Booleans and webforms

When the web form is transcribed checkboxes return a “on” if checked value. We want these to be actual JSON booleans so in the middleware is a functions that checks for “true” or “on” before setting the value to the boolean true. This will help normalize for changed and saved records.

Reports Implementation

Reports are implemented scripts or programs that are defined in a YAML file (e.g. reports.yaml). Reports can be slow to run so COLD implements a naive queue system. The reports.ds collection holds report requests. Those marked as “requested” are pickup by a runner that then attempts to executes the report. Since reports are running as executables on the system outside the runner reports MUST be defined in the YAML configuration file. There are zero user controlled options. This removes the attack surface of using COLD’s report system to compromise the application server. Additionally the scripts/programs implementing the reports retrieved by a data processing service on a different service. It is on this machine that the reports are defined. This machine is not directly accessible by the web and should be configured to restrict non-campus network access as an additional step to minimize the attack surface.

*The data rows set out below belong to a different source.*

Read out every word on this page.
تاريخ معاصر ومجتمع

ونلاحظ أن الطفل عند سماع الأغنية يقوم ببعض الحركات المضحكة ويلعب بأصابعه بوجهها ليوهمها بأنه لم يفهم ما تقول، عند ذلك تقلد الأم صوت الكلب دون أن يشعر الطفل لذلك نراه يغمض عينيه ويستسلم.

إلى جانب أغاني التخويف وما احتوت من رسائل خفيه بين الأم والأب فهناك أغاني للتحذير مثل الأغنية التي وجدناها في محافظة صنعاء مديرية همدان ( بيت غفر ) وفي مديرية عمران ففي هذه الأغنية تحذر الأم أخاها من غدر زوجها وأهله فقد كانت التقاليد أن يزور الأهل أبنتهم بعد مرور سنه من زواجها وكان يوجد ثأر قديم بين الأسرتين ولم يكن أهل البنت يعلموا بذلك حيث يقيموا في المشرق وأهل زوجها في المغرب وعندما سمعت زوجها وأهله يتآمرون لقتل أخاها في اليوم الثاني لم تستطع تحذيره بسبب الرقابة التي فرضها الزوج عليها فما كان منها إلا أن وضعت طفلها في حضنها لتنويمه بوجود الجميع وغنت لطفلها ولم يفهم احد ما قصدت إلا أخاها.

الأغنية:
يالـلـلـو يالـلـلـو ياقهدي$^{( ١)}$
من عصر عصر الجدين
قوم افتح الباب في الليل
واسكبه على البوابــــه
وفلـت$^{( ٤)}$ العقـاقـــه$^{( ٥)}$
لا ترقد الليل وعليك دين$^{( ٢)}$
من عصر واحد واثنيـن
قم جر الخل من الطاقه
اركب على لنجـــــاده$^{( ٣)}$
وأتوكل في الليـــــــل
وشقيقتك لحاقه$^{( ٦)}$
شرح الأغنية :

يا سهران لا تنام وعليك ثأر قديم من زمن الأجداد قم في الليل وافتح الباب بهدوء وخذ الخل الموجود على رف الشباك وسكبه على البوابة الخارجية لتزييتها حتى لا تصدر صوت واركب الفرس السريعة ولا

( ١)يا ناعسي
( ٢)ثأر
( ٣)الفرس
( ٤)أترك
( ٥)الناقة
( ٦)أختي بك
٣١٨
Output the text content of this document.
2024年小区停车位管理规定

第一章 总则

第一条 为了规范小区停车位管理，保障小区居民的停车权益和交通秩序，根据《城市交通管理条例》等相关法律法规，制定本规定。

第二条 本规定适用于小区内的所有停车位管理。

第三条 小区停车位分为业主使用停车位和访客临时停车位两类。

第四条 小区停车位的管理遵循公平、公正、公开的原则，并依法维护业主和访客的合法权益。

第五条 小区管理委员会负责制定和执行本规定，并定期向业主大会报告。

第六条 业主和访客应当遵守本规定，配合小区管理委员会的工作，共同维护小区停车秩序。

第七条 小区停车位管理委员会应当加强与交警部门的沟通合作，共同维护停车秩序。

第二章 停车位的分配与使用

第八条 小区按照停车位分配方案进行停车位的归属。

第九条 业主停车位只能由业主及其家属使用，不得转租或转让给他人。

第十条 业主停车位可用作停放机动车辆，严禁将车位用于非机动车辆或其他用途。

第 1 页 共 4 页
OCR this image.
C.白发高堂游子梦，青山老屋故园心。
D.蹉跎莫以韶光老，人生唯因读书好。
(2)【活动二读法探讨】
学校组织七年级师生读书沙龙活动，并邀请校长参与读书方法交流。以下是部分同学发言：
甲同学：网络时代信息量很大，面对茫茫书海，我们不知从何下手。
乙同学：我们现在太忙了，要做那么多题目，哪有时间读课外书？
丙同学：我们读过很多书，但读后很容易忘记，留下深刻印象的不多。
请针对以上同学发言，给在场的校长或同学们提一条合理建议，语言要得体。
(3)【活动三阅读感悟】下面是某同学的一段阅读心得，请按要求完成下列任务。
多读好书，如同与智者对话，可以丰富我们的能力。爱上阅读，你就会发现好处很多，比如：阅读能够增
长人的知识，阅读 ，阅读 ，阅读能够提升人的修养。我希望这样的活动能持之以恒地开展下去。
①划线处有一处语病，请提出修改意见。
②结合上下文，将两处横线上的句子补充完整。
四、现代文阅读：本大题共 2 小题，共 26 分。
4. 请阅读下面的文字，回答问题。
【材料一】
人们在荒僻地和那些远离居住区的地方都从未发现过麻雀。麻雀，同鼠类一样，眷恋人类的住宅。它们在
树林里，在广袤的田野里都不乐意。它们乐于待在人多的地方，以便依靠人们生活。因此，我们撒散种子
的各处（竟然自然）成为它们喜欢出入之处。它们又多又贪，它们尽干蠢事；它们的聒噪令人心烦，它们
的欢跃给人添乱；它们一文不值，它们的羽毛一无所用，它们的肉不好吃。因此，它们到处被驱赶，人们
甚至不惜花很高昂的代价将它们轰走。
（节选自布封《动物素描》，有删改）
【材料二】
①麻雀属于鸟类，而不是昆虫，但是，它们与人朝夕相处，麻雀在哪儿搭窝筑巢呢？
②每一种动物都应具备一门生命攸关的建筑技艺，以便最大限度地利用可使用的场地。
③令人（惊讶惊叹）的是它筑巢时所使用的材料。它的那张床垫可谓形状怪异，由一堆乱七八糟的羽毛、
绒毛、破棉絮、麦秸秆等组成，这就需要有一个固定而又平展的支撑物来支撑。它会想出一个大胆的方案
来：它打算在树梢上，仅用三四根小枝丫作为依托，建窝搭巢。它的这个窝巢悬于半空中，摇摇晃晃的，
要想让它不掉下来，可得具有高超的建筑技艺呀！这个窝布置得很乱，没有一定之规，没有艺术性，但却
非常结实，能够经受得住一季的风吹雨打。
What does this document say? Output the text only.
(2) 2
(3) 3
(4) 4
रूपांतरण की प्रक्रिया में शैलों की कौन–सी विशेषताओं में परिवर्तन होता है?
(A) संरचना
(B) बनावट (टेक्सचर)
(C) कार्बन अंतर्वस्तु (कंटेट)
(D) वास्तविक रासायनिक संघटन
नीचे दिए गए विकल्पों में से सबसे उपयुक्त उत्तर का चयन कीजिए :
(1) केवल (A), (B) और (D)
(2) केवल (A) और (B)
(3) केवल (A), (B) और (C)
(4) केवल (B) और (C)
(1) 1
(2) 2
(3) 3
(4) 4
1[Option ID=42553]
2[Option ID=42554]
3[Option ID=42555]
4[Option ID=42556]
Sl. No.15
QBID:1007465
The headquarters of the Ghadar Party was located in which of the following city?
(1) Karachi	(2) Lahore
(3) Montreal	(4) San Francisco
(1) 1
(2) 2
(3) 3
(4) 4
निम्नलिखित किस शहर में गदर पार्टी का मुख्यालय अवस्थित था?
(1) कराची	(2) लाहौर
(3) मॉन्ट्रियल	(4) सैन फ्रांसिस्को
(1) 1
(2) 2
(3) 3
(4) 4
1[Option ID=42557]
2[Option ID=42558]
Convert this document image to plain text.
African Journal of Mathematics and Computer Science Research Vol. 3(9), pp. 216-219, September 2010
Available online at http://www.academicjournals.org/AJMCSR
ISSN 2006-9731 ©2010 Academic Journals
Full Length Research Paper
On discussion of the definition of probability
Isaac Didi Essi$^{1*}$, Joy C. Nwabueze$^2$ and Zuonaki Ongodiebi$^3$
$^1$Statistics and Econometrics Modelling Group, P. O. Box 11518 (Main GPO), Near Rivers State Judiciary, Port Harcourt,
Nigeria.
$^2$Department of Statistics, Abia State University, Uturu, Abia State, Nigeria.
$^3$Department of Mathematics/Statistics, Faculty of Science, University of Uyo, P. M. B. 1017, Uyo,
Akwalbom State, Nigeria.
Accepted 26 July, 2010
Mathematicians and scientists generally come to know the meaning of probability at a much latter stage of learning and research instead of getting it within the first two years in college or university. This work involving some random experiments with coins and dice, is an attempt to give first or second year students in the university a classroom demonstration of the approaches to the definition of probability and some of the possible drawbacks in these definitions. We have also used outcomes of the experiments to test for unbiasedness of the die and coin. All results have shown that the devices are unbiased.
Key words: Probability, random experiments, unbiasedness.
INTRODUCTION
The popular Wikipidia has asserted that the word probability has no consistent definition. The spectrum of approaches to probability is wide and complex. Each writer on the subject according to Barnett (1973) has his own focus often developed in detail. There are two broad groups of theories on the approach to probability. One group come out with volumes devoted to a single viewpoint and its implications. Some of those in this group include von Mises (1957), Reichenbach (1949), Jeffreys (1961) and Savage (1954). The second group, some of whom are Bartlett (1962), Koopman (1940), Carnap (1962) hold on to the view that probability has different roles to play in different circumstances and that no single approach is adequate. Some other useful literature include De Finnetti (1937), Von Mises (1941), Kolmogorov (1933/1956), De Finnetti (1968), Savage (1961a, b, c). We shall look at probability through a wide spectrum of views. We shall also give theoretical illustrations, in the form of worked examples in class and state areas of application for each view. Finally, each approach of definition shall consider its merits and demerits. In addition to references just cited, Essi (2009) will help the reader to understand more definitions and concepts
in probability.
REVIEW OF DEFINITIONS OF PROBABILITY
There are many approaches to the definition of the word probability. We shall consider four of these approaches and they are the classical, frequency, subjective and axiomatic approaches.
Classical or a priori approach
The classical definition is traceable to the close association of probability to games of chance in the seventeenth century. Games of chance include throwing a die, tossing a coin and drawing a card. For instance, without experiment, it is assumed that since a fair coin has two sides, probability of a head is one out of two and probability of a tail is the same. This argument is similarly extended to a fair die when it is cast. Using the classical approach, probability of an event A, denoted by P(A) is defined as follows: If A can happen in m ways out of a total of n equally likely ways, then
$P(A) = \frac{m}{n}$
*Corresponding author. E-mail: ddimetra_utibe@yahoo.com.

The report scripts/programs should return an error message or link where the reports can be picked up. This is be used by the runner to resolve the final report request status.

The individual reports can be written in your language of choice (e.g. Python, Bash, TypeScript). The primary requirements are reports are responsible for storing their results and providing a link or error message to standard out when completed. Since they are just programs that write results to standard out they are able to interact with any necessary systems they are allowed to talk to (e.g. databases, external services, etc).

A garbage collections script should clear out old requests in a timely fashion (e.g. once a week or once a month).

Requests and Runner

A request queue is implemented track report requests via the COLD UI. A separate process reads the queue, renders the reports and then updates the queue upon completion or error. If email addresses are provided then they will be contact with the result of the report request. The message should include the report’s request id, name, status and link or error message.